Tu me permets de pinailler ?
Si on tient vraiment réduire la spéciation à une seule donnée en une seule phrase, il serait plus opportun de la réduire à une ou des
barrières à la reproduction entre A et B. Je ne suis pas fan de phrases définitives focalisant sur un seul point, mais c'est pourtant ce point-là qui tranche le mieux une spéciation accomplie. Car la
variation naturelle est souvent un paramètre et constante intraespèce, et a par conséquent moins de pouvoir explicatif pour la spéciation (même si une barrière reproductive peut naître de variations spontanées, bien évidemment).
Et puis en fait, ces TJ sur les paragraphes cités ne réfutent même pas la variabilité génétique, ils l'admettent au point 1 puisqu'ils admettent les mutations. La stratégie et propos de ces TJ (toujours sur les paragraphes en question) est justement de ne pas mettre en complémentarité variations et pression sélective... pour faire croire que la
spéciation est réfutée. Et par conséquent l'évolution.

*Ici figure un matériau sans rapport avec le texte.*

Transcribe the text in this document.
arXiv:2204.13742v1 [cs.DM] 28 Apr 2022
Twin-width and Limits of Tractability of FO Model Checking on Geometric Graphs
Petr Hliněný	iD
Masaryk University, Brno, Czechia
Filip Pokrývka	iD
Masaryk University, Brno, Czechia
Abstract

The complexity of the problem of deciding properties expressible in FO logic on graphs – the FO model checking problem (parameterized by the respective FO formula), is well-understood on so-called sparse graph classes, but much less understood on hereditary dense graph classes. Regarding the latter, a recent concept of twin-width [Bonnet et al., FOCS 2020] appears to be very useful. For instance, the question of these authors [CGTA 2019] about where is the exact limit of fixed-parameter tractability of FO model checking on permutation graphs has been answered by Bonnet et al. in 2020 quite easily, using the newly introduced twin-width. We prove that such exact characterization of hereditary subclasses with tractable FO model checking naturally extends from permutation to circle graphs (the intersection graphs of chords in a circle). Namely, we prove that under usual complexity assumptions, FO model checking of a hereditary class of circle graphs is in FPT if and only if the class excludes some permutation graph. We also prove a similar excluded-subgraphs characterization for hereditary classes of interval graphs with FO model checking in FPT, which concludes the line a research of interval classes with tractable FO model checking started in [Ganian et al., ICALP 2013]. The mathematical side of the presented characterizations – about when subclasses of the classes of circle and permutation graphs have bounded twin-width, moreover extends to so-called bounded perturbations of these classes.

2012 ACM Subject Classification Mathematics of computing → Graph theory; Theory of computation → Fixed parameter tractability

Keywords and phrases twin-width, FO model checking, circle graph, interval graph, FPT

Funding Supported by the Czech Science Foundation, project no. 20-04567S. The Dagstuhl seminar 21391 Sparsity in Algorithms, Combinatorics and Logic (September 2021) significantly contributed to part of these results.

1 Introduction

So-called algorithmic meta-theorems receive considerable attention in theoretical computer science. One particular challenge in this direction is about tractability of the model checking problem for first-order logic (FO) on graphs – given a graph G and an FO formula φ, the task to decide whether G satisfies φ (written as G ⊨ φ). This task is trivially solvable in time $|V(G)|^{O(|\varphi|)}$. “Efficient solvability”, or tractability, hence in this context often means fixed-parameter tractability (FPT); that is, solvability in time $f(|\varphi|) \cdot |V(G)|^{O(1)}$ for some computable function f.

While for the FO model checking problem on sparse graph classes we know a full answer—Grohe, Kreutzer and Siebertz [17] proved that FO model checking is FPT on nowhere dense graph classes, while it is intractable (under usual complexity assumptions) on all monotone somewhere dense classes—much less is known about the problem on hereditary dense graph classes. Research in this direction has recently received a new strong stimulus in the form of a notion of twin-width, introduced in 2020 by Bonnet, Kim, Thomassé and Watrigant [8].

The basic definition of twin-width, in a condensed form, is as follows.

Tu peux donc crier dans la nuit à des convaincus que la spéciation est, et que variation + sélection (mais pas seulement, hein...) font la paire, aucun problème.
Par contre, si je puis me permettre vu que ces
TJ new generation sont pas mal futés pour répandre leurs dogmes nauséeux, il va falloir les contrer - si c'est ton ambition - par des affirmations évolutives très fines. Ce genre de trucs-ci par ex :
tjrev a écrit:
* végétal : par exemple l'hybridation naturelle entre deux types de tournesols identifiés comme des espèces distinctes à produit une descendance qui ne pouvait plus se croiser avec les tournesols ancestraux, réalisant ainsi une nouvelle espèce. Cette spéciation a même été reproduite en laboratoire.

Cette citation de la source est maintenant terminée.